Darryl Pinckney
He is appalled by the rise of sensitivity readers and trigger warnings; identity politics, he believes, is forcing people into culs-de-sac from which it may be extremely difficult ever to back out. “I find myself in lots of books,” he says. “They don’t have to be by a gay, black man of a certain age for that to happen. What makes James Baldwin riveting is not that he’s black and gay; it’s that he’s a genius. I’m not for censorship of any kind. If a book offends you, don’t buy it.”
Publishers have, he believes, been infected by something that began on university campuses; in the grip of theory, both have been weakened as places for experimentation. “It’s a sort of suppression. I don’t want to be the guy who’s saying: when I was young, things were better. But I do find this real sharp repudiation [of ideas and of people] in the name of progress to be a form of cowardice.
“There’s no way a student should be in charge of the classroom. I don’t believe in safe environments. I don’t believe in triggers – and anyway, you’re supposed to be triggered. I do believe in respect, and calling people what they want to be called. But I don’t believe in a freedom that comes at the price of someone else’s; in saying ‘it’s my turn to be master now’. I don’t like to reach for analogies like the Cultural Revolution. But we live in a time where there is such hostility towards expertise. It’s a form of policing thought… this atmosphere of correction.”

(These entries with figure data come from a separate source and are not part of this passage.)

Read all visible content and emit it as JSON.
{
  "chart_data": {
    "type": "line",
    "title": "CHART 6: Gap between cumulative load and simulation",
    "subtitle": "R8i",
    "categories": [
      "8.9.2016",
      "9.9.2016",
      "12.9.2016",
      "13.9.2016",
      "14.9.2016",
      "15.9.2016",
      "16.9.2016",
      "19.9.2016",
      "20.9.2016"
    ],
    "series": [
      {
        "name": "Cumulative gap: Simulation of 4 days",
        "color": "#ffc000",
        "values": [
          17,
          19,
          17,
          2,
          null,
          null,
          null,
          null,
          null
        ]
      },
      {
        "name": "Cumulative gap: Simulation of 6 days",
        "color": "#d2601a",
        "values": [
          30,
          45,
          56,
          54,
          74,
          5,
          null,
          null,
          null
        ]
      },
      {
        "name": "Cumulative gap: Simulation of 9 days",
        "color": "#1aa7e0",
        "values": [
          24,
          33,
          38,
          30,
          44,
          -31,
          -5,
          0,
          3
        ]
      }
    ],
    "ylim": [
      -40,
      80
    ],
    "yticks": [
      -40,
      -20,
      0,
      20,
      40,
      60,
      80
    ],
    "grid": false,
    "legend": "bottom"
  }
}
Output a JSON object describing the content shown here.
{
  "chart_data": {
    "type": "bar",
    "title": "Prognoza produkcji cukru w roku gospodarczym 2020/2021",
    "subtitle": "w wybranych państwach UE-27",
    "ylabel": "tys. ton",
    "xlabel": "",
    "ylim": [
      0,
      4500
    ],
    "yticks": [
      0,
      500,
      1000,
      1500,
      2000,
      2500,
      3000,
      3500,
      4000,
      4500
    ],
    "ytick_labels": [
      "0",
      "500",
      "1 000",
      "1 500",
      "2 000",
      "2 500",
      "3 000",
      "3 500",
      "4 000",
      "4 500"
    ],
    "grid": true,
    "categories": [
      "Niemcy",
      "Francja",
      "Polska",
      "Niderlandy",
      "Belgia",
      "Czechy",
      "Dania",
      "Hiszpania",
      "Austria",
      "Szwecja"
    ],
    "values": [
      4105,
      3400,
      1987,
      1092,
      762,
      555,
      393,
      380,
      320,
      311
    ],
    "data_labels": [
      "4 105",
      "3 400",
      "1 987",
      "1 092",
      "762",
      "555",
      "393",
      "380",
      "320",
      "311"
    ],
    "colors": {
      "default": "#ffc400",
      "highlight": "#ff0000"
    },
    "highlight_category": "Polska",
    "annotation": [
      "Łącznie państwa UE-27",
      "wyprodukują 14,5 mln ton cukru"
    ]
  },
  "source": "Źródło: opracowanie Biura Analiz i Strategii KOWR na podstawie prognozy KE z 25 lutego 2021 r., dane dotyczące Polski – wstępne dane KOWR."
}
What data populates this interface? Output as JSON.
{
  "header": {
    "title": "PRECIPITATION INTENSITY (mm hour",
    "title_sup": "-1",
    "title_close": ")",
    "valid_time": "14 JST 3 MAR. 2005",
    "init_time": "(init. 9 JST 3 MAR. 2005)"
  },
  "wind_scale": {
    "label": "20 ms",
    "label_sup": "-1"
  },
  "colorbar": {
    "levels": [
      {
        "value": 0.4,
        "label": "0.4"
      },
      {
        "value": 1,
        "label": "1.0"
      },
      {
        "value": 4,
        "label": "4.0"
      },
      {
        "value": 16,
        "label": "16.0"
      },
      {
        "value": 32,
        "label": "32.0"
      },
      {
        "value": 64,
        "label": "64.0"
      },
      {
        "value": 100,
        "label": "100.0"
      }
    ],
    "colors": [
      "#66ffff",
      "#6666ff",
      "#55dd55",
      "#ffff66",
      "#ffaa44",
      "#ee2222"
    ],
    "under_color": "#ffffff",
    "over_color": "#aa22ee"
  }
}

Pinckney reviews Thomas Chatterton Williams
Race transcendence is still a crank’s racket, but it is usually offered in the spirit of a gift to humanity. Self-Portrait in Black and White: Unlearning Race, this cheerful manifesto of the light-skinned and well placed, carries an atmosphere of gratitude for the acceptance France has promised Williams’s children. He has assured himself that in these times of tattoos, manipulations of the body, gender subversion, transition, transformations of the self, class fantasies, and cultural smugness, not much essentialism remains in definitions of blackness. We are saved already if we but knew it; we are already well, sound, and clear; we have only to recognize it.
The pitch, from the NYRB
The link in the Pinckney quote is to an earlier post, that includes a link to Pinckney's review and to another earlier post, on the politics of minority communities. Self-hatred is ubiquitous.